Things went sour even before the game started, when loud boos and jeers nearly covered the voice of the young Franco-Tunisian singer performing the French national anthem. Afterwards, all through the game, incessant catcalls targeted Hatem Ben Arfa, born in France to Tunisian parents, who opted to play for his birth country despite overtures from the Tunisian Federation.


The next day, every French politician in the arena had something to say about the game. Strongly condemning these “scandalous incidents”, French president Nicolas Sarkozy promptly summoned the French Football Federation Jean-Pierre Escalettes and demanded that in the future, all games where the national anthem is booed be immediately suspended. Meanwhile, Interior Minister Michèle Alliot Marie demanded that last night’s offenders be indentified and sanctioned. In France, insulting the Marseillaise is a criminal offence.


“It’s like watching a competition between your father and your mother”

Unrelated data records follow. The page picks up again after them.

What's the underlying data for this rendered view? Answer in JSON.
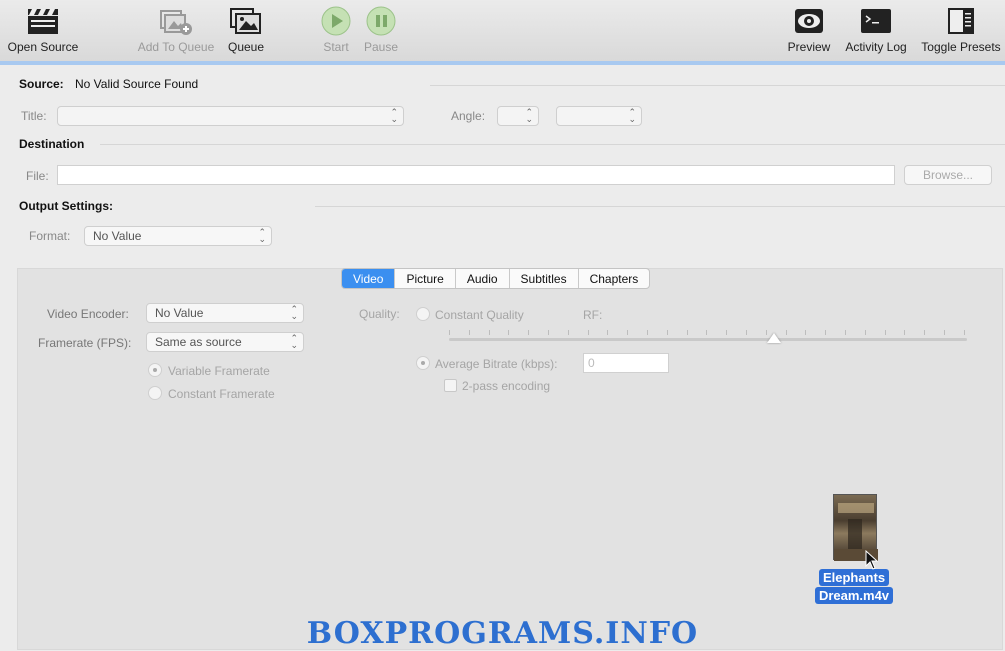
{
  "toolbar": {
    "open_source": "Open Source",
    "add_to_queue": "Add To Queue",
    "queue": "Queue",
    "start": "Start",
    "pause": "Pause",
    "preview": "Preview",
    "activity_log": "Activity Log",
    "toggle_presets": "Toggle Presets"
  },
  "source": {
    "label": "Source:",
    "value": "No Valid Source Found",
    "title_label": "Title:",
    "angle_label": "Angle:"
  },
  "destination": {
    "heading": "Destination",
    "file_label": "File:",
    "browse": "Browse..."
  },
  "output": {
    "heading": "Output Settings:",
    "format_label": "Format:",
    "format_value": "No Value"
  },
  "tabs": [
    "Video",
    "Picture",
    "Audio",
    "Subtitles",
    "Chapters"
  ],
  "video": {
    "encoder_label": "Video Encoder:",
    "encoder_value": "No Value",
    "framerate_label": "Framerate (FPS):",
    "framerate_value": "Same as source",
    "variable_framerate": "Variable Framerate",
    "constant_framerate": "Constant Framerate",
    "quality_label": "Quality:",
    "constant_quality": "Constant Quality",
    "rf_label": "RF:",
    "average_bitrate": "Average Bitrate (kbps):",
    "bitrate_value": "0",
    "two_pass": "2-pass encoding"
  },
  "drag_file": {
    "name_line1": "Elephants",
    "name_line2": "Dream.m4v"
  },
  "watermark": "BOXPROGRAMS.INFO",
  "colors": {
    "accent": "#3b8ff0",
    "toolbar_accent": "#a8c9f0",
    "watermark": "#2d6fd0"
  }
}
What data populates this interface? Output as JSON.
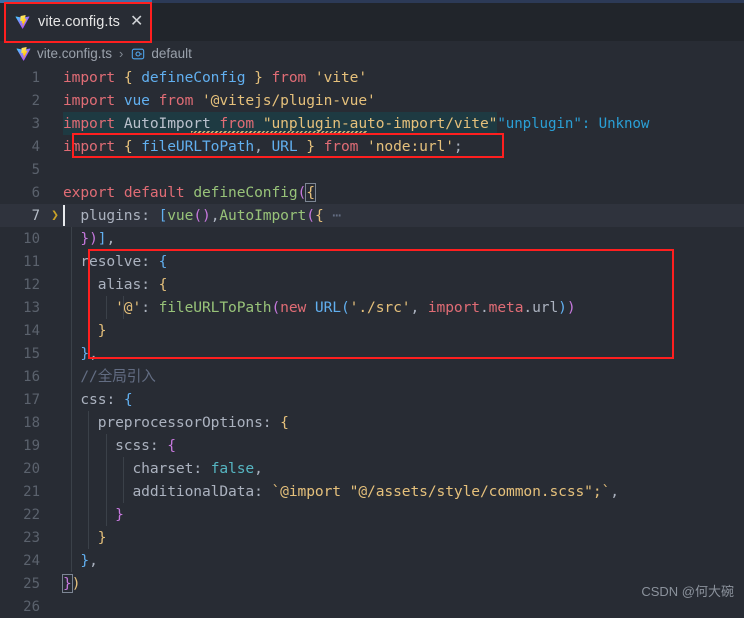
{
  "window": {
    "app": "Visual Studio Code",
    "theme_bg": "#282c34",
    "accent": "#3d6ea8"
  },
  "tab": {
    "label": "vite.config.ts",
    "close_label": "✕",
    "icon": "vite-logo-icon"
  },
  "breadcrumb": {
    "file": "vite.config.ts",
    "separator": "›",
    "symbol": "default",
    "symbol_icon": "⒤"
  },
  "editor": {
    "language": "typescript",
    "active_line": 7,
    "lines": [
      {
        "num": "1",
        "text": "import { defineConfig } from 'vite'"
      },
      {
        "num": "2",
        "text": "import vue from '@vitejs/plugin-vue'"
      },
      {
        "num": "3",
        "text": "import AutoImport from \"unplugin-auto-import/vite\"",
        "hint": "\"unplugin\": Unknow"
      },
      {
        "num": "4",
        "text": "import { fileURLToPath, URL } from 'node:url';"
      },
      {
        "num": "5",
        "text": ""
      },
      {
        "num": "6",
        "text": "export default defineConfig({"
      },
      {
        "num": "7",
        "text": "  plugins: [vue(),AutoImport({ ⋯"
      },
      {
        "num": "10",
        "text": "  })],"
      },
      {
        "num": "11",
        "text": "  resolve: {"
      },
      {
        "num": "12",
        "text": "    alias: {"
      },
      {
        "num": "13",
        "text": "      '@': fileURLToPath(new URL('./src', import.meta.url))"
      },
      {
        "num": "14",
        "text": "    }"
      },
      {
        "num": "15",
        "text": "  },"
      },
      {
        "num": "16",
        "text": "  //全局引入"
      },
      {
        "num": "17",
        "text": "  css: {"
      },
      {
        "num": "18",
        "text": "    preprocessorOptions: {"
      },
      {
        "num": "19",
        "text": "      scss: {"
      },
      {
        "num": "20",
        "text": "        charset: false,"
      },
      {
        "num": "21",
        "text": "        additionalData: `@import \"@/assets/style/common.scss\";`,"
      },
      {
        "num": "22",
        "text": "      }"
      },
      {
        "num": "23",
        "text": "    }"
      },
      {
        "num": "24",
        "text": "  },"
      },
      {
        "num": "25",
        "text": "})"
      },
      {
        "num": "26",
        "text": ""
      }
    ]
  },
  "annotations": {
    "box_color": "#ff1f1f",
    "boxes": [
      {
        "name": "tab-highlight"
      },
      {
        "name": "import-line-highlight"
      },
      {
        "name": "resolve-block-highlight"
      }
    ]
  },
  "watermark": {
    "text": "CSDN @何大碗"
  }
}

Skander Gafsi, a 27-year-old French citizen of Tunisian descent, was at the game yesterday. “It’s never easy when there is a game opposing France and Tunisia” he told FRANCE 24. “Most spectators for this type of game are Franco-Tunisian, and it’s like watching a competition between your father and your mother. It’s tough!”

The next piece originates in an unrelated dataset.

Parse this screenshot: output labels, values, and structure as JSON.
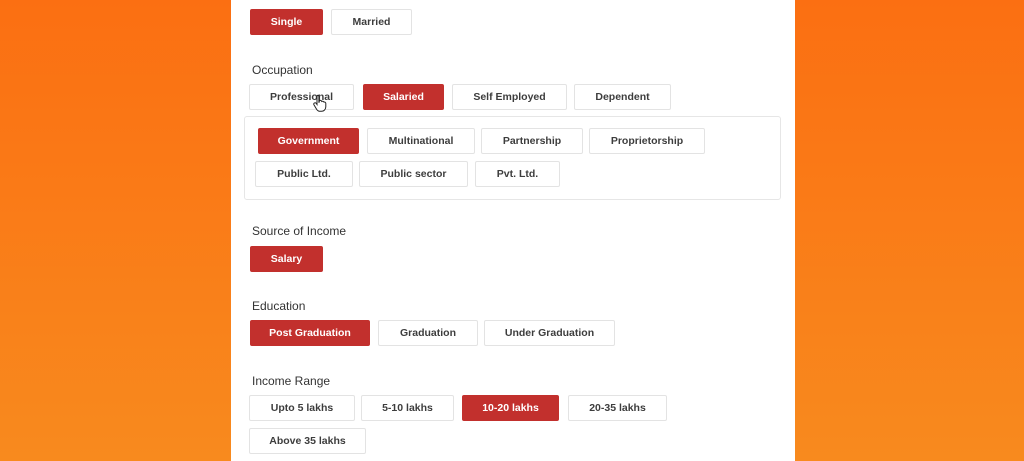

Gafsi sang both hymns and “felt bad for Ben Arfa and Benzema”, Tunisians on the French team especially targeted by boos. “I don’t agree with the catcalls, but I understand why they did it”, he says. “These are people whose voice is never heard, except once every three years at a football game. They feel the need to speak out.”


Others go even further in the reactions they posted on FRANCE 24's website : “This incident reminds me of the Muslim uproar over the blasphemous caricatures of Mohammed last year. Sacred symbols were disrespected, so some Muslims feel the need to take revenge”, wrote one anonymous contributor from Tanger, in Morocco.

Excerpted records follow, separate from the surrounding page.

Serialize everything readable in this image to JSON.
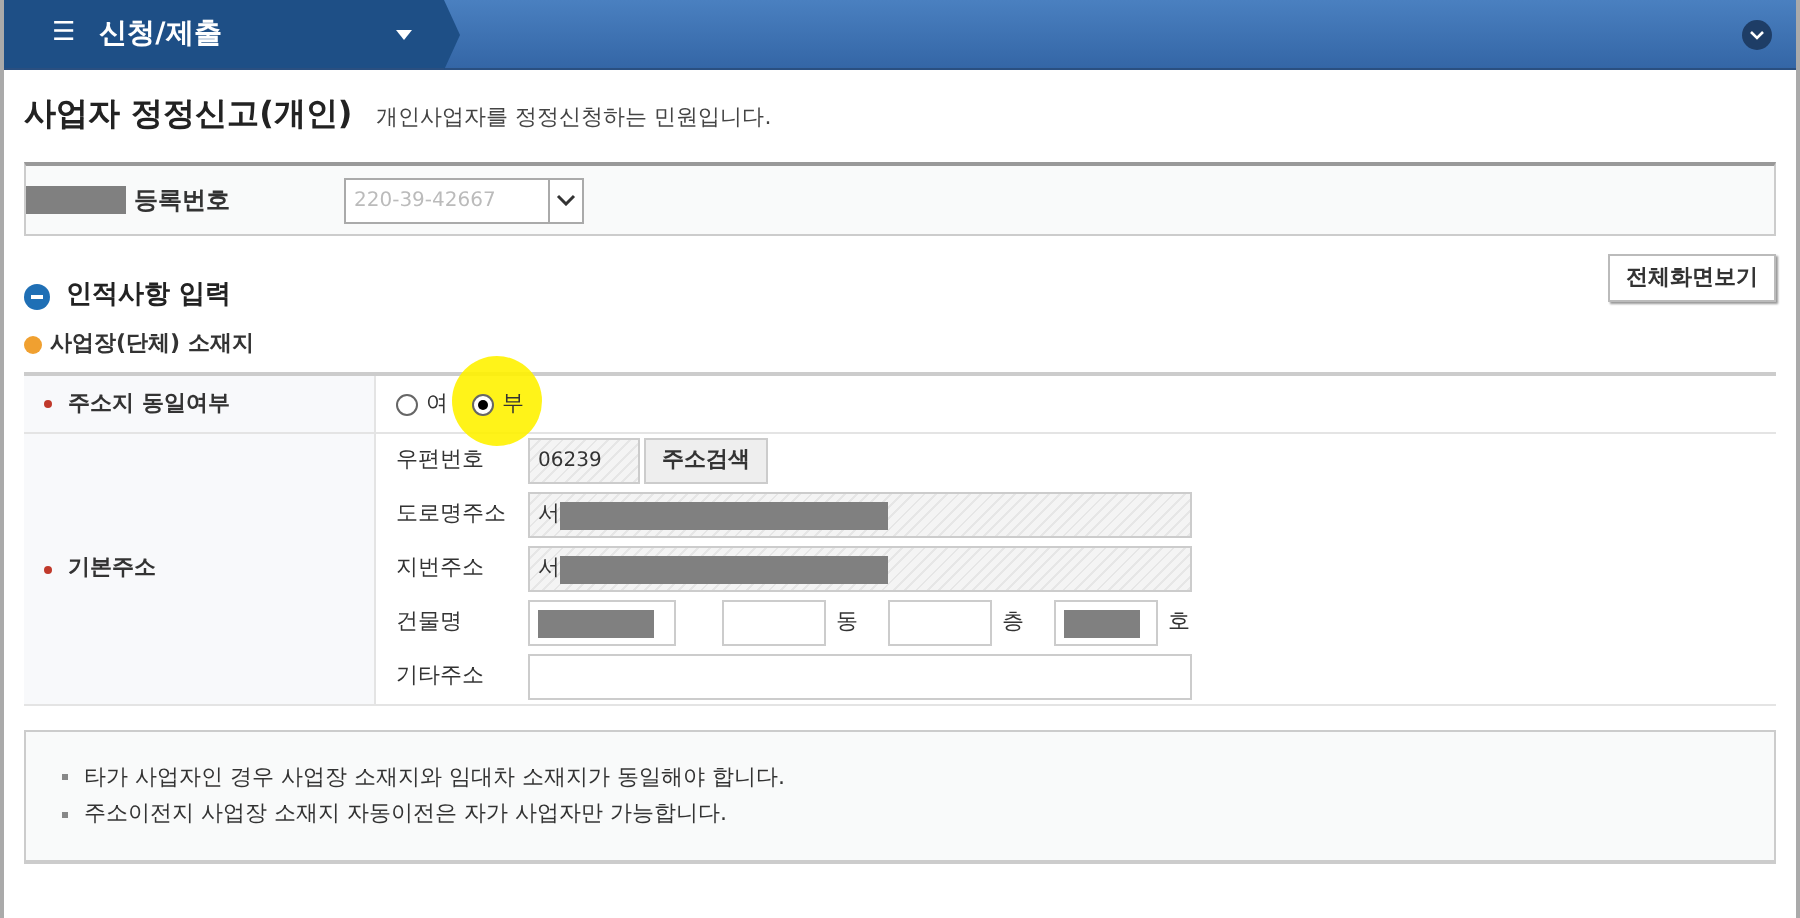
{
  "top_bar": {
    "menu_icon": "☰",
    "title": "신청/제출"
  },
  "page": {
    "title": "사업자 정정신고(개인)",
    "description": "개인사업자를 정정신청하는 민원입니다."
  },
  "business_number": {
    "label": "등록번호",
    "value": "220-39-42667"
  },
  "section": {
    "title": "인적사항 입력",
    "button": "전체화면보기",
    "subtitle": "사업장(단체) 소재지"
  },
  "same_address": {
    "label": "주소지 동일여부",
    "required": true,
    "options": [
      {
        "label": "여",
        "selected": false
      },
      {
        "label": "부",
        "selected": true
      }
    ],
    "highlighted": true
  },
  "base_address": {
    "label": "기본주소",
    "required": true,
    "postal_code": {
      "label": "우편번호",
      "value": "06239",
      "button": "주소검색"
    },
    "road_address": {
      "label": "도로명주소",
      "value": "서"
    },
    "lot_address": {
      "label": "지번주소",
      "value": "서"
    },
    "building": {
      "label": "건물명",
      "dong_unit": "동",
      "floor_unit": "층",
      "ho_unit": "호"
    },
    "other_address": {
      "label": "기타주소"
    }
  },
  "notes": [
    "타가 사업자인 경우 사업장 소재지와 임대차 소재지가 동일해야 합니다.",
    "주소이전지 사업장 소재지 자동이전은 자가 사업자만 가능합니다."
  ]
}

The incident has sparked a harsh debate in France, however, and not everyone sympathizes with the booing supporters. “If these guys aren’t happy, they should just hand in their passport,” Lyes Ben Chedli, President of the Association of Friends of the Mediterranean Union told FRANCE 24. “I think the boos are a question of lack of education and lack of integration. I fully agree with the government’s reaction: this type of attitude requires a strong response and appropriate sanctions.”


“Anyone who boos the Marseillaise should not be in France”


This view is widely echoed by dozens of readers who reacted to the incident on France 24’s website. “Anyone who boos the Marseillaise just should not be in France. We never asked them to come!” wrote one. A comment viewed as inacceptable by Christophe Bertossi, Director of the Migration Programme at the French Institute of International Relations. “We shouldn’t confuse the symbol and what the symbol represents. Just because these youths reject the Marseillaise doesn’t mean they hate France. The people who booed the anthem are just as probably proud of their French passport,” Bertossi told FRANCE 24.


The problem, according to Bertossi, lies in the archaism of anthems as a symbol. “In France, as in other European countries, we’re searching for national identity symbols to cling on to in a globalised world. The problem is, these symbols are no longer relevant in today’s society, which is increasingly multicultural.”


Asked to comment the government’s reaction to the incident, Bertossi was hesitant. “I can’t say whether the measures announced are too much or too little. I can only wonder : is it really the State’s role to decide whether to suspend a football game, or is it the referee’s ? Can the state control everything?”


The incident is yet another reminder of the unrest and discontent that is widespread among immigrant communities in an around the French capital. It will certainly give extreme white wing partisans more to fuss about. “Even though I didn’t boo during the game, I’m sure that in the eyes of some I’ll be tainted by this incident,” said Gafsi with a hint of bitterness. As another anonymous commentator pinpointed on FRANCE 24, France is still “very far from encouraging peaceful cohabitation between its different communities.”